I supposed that we had seen M. Groult’s collection, for there were enough rooms in it to fit out a little museum. I discovered, however, that we had seen nothing at all. M. Groult opened a door and bade us enter a large gallery where sixty-two Turners awaited our attention.
He raised his forefinger to impose upon us a silence that no one had any intention of breaking. Then he took us from one picture to another, indicating what in his view constituted the charms of each canvas. Finally he came near to me and then, embracing the hall with one big sweep of the hand, said:
“These are your colours. Turner certainly foresaw you when he created them.”
Next he showed his collection of engravings, etchings, and prints, representing the most glorious dancers. All these, he said, were to reveal to me what I based my art upon when I danced. He pointed to a celebrated frieze from Pompeii and then, looking at me fixedly, said:
“Look at that. Those are your motions.”
He drew back to present the pose, and he reproduced one of the motions very seriously in spite of his rheumatism, which hardly allowed him to stand on his legs.
“Now,” said he, “I am going to show you the work of art I am most attached to.”
And, in a large glass-covered recess, he showed me the thing which gave him special pleasure. It was a basin in which a fountain was playing, while around it numerous turtle doves were fluttering.
“It is these cooing birds that make you happy,” I cried. “It is too bad that everybody cannot observe this beautiful and natural picture, side by side with your wonderful collections.”
“Allow my collections to be seen?” he cried. “Never.
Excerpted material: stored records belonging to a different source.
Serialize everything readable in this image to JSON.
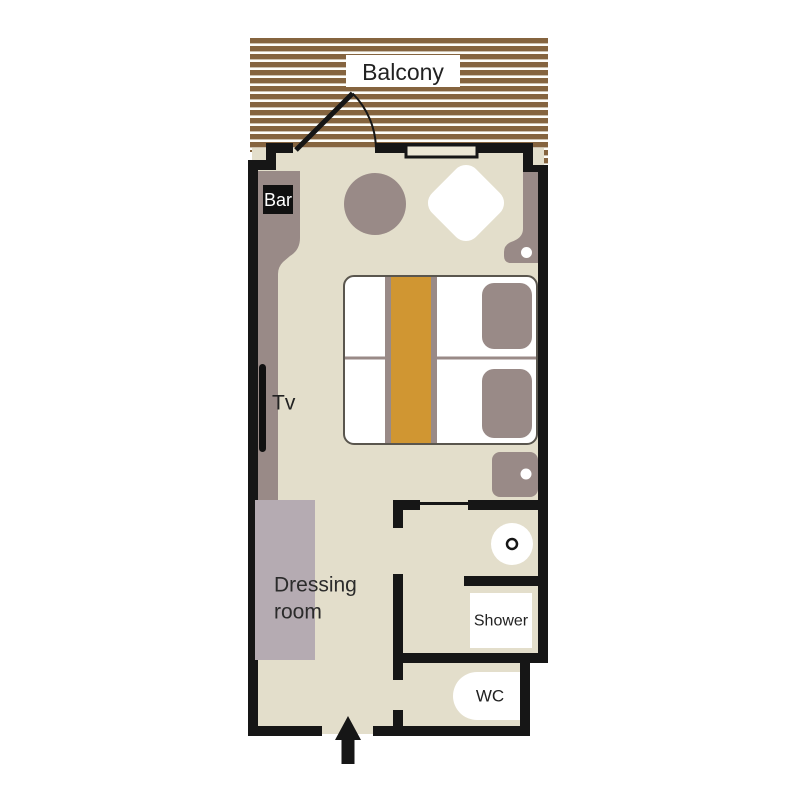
{
  "floorplan": {
    "labels": {
      "balcony": "Balcony",
      "bar": "Bar",
      "tv": "Tv",
      "dressing_lines": [
        "Dressing",
        "room"
      ],
      "shower": "Shower",
      "wc": "WC"
    },
    "colors": {
      "deck_brown": "#85643f",
      "deck_gap": "#fdfdf9",
      "floor_beige": "#e3decb",
      "wall_black": "#161616",
      "furniture_taupe": "#998a87",
      "bed_runner_orange": "#d09632",
      "dressing_gray": "#b5abb2",
      "bed_outline": "#5a564e",
      "fixture_white": "#ffffff"
    }
  }
}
No one would understand them.”
I realised then to what an extent he cherished each one of these objects, which ought, according to his view, to be regarded only with devotion. In each visitor he saw only an inquisitive person and nothing more. From his standpoint the creators of these masterpieces had entrusted them to him in order that he might care for them and protect them from profane inspection.
“I should like,” he said in his mystic way, “to burn them every one the night before my death if I could do it. It is discouraging, is it not, to abandon them to idle curiosity and indifference?”
M. Groult gave me a new perception of the nature of art and its value. He was acquainted with all the circumstances that had attended the birth of his masterpieces. He spoke of them both as a man of sensibility and as an art critic.
As he bade us adieu he asked me to come again.
One day the curator of the museum at Bucharest came to Paris, and a common friend brought him to my house. Among other things he spoke to me of M. Groult’s famous collection, which no one was permitted to see. I promised him to do my best to secure an invitation for him and I accordingly wrote to M. Groult.
He replied at once, asking me to bring the museum curator to see him.
When the curator expressed his gratitude to M. Groult, he replied:
“It is she whom you ought to thank. I do not care to have strangers here, but she is part of my collection. You will find her here everywhere. Just look.”
He then told the story of the butterflies, adding:
“This is nature as no one can paint it exactly. She has succeeded in it. She is a painter of nature.”
Then he showed the petrified wood and spoke of it, with some difference of expression, much as he had spoken the first time in my presence. Finally he begged his visitor to call upon him every time he came to Paris. As we went away I was obliged to promise to visit him again soon. But, when I had leisure to do so, M. Groult was already too ill to receive me and I never saw him again.
I am glad to have known him, for he was an extraordinary man.